“Painted Bread” created on the IPAD pro and is a computer painting not a photograph. © 2017 Dwight Collman. Do crazy stuff and you will never forget it…a key to long-term memory recall.
I have several methods to enhance memory and I have used these methods all of my life. First and foremost is repetition and reinforcement by using analogies and simple repetition will do the trick even if you don’t like the information because it is brain plasticity you are activating. You are actually making new axons and connections despite the loss of neurons with aging you can counteract that effect so much so that you can have a much greater memory as you age. People with head injuries especially such violent blunt force head injuries that occur in the military are also patients who have a diagnosis of post traumatic stress syndrome. This is also a key to long-term memory. The emotional brain (limbic system) is activated when you have traumas or severe happy or unhappy emotions, this causes new axonal connections which means there is actual new brain tissue and new protein synthesis going on. The limbic system is directly tied to the hippocampus in each temporal lobe. These patients don’t try to memorize the accounts of their injuries but often can have vivid recall of multiple emotional events they witnessed. Many of you are old enough that you can, if asked recite how old you were, where you were, who you were with, (details you never tried to memorize) when president Kennedy was shot. It was so traumatic it all caused long-term memory. You can think of your own examples I am sure.
Below I shoe my mnemonic for considering the diagnosis of tetanus. This is always a clinical diagnosis and how did it happen…how did I create the mnemonic? First I obtained the list of conditions that mimic live tetanus. Then I created a silly story: There is this guy, his name is Lester, but he is sooo stupid (from parts unknown), he spells his nam LSTR. He is also a mean guy and he is easily “pissed”. MEAN LSTER PS…simple. Some of my career is to sit and do this silly exercise to create lists that I then put into my brain permanently. The human brain has no limit to its storage capacity. It has plasticity and can grow in ability to recall information if you use it. The use of a smart phone is the death of your mind. You can’t even recall family phone numbers because you never memorize them in the first place. You call it a “second brain” or something like that but it is very harmful to your long-term memory if you don’t put it down and spend the time you should learning everything I am trying to help you understand. Why? It is the most commons, the second most commons and even the third most common facts like fracture of the wrist: MC: scaphoid; second MC: chip Fx of triquetrum; 3rd MC: Fx of the lunate. You need statistical memory like this because you will see the most commons in your clinical practice. If you will see it there you are sure to be tested on these issues on boards and before on your inservice examination. I am a test item writer. I am constantly constructing questions and have done it for decades. I type very fast…because I am using the keyboard more than voice recognition to maintain and even improve that skill. Part of longevity is the health of your brain. If the brain is healthy you live longer and enjoy life more. So today we see from a young age children who memorize very little because they are also given a device: an IPAD at a young age. This is happening before they learn to read and write and do the basics in mathematics. It can clearly have a damaging effect if attempts to use recall, repetition don’t happen. Sure it is expanding the minds of those who who were very creative and self-actualizing by nature.

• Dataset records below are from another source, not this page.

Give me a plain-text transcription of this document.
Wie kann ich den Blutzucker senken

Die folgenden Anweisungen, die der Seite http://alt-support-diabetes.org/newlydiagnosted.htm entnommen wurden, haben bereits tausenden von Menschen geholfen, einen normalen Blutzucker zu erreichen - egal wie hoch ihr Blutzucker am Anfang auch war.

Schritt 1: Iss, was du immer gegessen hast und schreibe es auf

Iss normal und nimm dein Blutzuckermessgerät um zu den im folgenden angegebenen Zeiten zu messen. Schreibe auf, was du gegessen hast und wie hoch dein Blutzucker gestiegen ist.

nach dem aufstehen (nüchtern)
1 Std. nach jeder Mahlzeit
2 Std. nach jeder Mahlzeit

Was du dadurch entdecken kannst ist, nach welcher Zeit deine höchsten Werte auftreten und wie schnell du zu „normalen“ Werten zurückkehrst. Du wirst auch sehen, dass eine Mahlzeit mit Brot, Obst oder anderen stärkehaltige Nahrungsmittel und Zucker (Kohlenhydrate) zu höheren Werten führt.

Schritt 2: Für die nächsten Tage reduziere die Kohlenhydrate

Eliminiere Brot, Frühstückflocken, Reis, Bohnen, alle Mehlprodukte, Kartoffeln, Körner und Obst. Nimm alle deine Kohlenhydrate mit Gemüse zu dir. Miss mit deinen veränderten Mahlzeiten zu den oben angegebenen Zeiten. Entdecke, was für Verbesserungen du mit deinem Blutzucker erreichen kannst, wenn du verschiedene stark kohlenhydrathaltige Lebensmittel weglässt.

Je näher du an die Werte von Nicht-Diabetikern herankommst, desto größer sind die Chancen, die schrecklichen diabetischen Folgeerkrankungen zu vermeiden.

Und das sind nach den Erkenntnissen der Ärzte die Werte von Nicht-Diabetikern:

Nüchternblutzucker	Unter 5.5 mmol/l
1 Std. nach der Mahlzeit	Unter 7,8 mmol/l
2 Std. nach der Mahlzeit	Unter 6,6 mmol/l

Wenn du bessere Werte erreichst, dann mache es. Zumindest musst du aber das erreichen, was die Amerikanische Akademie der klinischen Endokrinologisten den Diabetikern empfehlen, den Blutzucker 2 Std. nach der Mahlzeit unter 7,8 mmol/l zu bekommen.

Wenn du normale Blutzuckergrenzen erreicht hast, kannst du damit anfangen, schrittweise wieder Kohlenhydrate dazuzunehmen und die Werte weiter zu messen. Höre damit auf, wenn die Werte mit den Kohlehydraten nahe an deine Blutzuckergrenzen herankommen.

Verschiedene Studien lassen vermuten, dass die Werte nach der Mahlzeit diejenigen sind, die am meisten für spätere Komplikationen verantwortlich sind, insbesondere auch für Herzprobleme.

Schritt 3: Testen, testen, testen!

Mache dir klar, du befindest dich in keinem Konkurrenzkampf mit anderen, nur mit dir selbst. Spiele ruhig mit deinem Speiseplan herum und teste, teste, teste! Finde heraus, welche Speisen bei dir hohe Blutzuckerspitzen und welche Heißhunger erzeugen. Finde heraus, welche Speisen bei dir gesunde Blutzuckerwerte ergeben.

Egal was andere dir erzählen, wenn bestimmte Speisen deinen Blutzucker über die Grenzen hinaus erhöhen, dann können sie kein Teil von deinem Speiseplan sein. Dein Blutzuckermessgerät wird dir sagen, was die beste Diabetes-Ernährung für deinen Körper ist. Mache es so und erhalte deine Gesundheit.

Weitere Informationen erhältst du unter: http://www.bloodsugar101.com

Death by impact has occurred meaning people die from texting and they walk into an object or traffic an oncoming bicycle. This is a new phenomenon. Tech is not really the problem it is that we have a way of using it in an addictive manner that causes us not to use our minds like they were intended to function before hand-held computers existed.
There is another common mnemonic that was corrected in the Fifth ed of the Study Guide because the author stated that ethanol use is not a significant extrinsic contributor to AG Metabolic acidosis. Most were taught it does do this but it doesn’t. So the mnemonic is slightly changed now. Use that fact to help you recall all the causes of anion gap metabolic acidosis because it is required knowledge.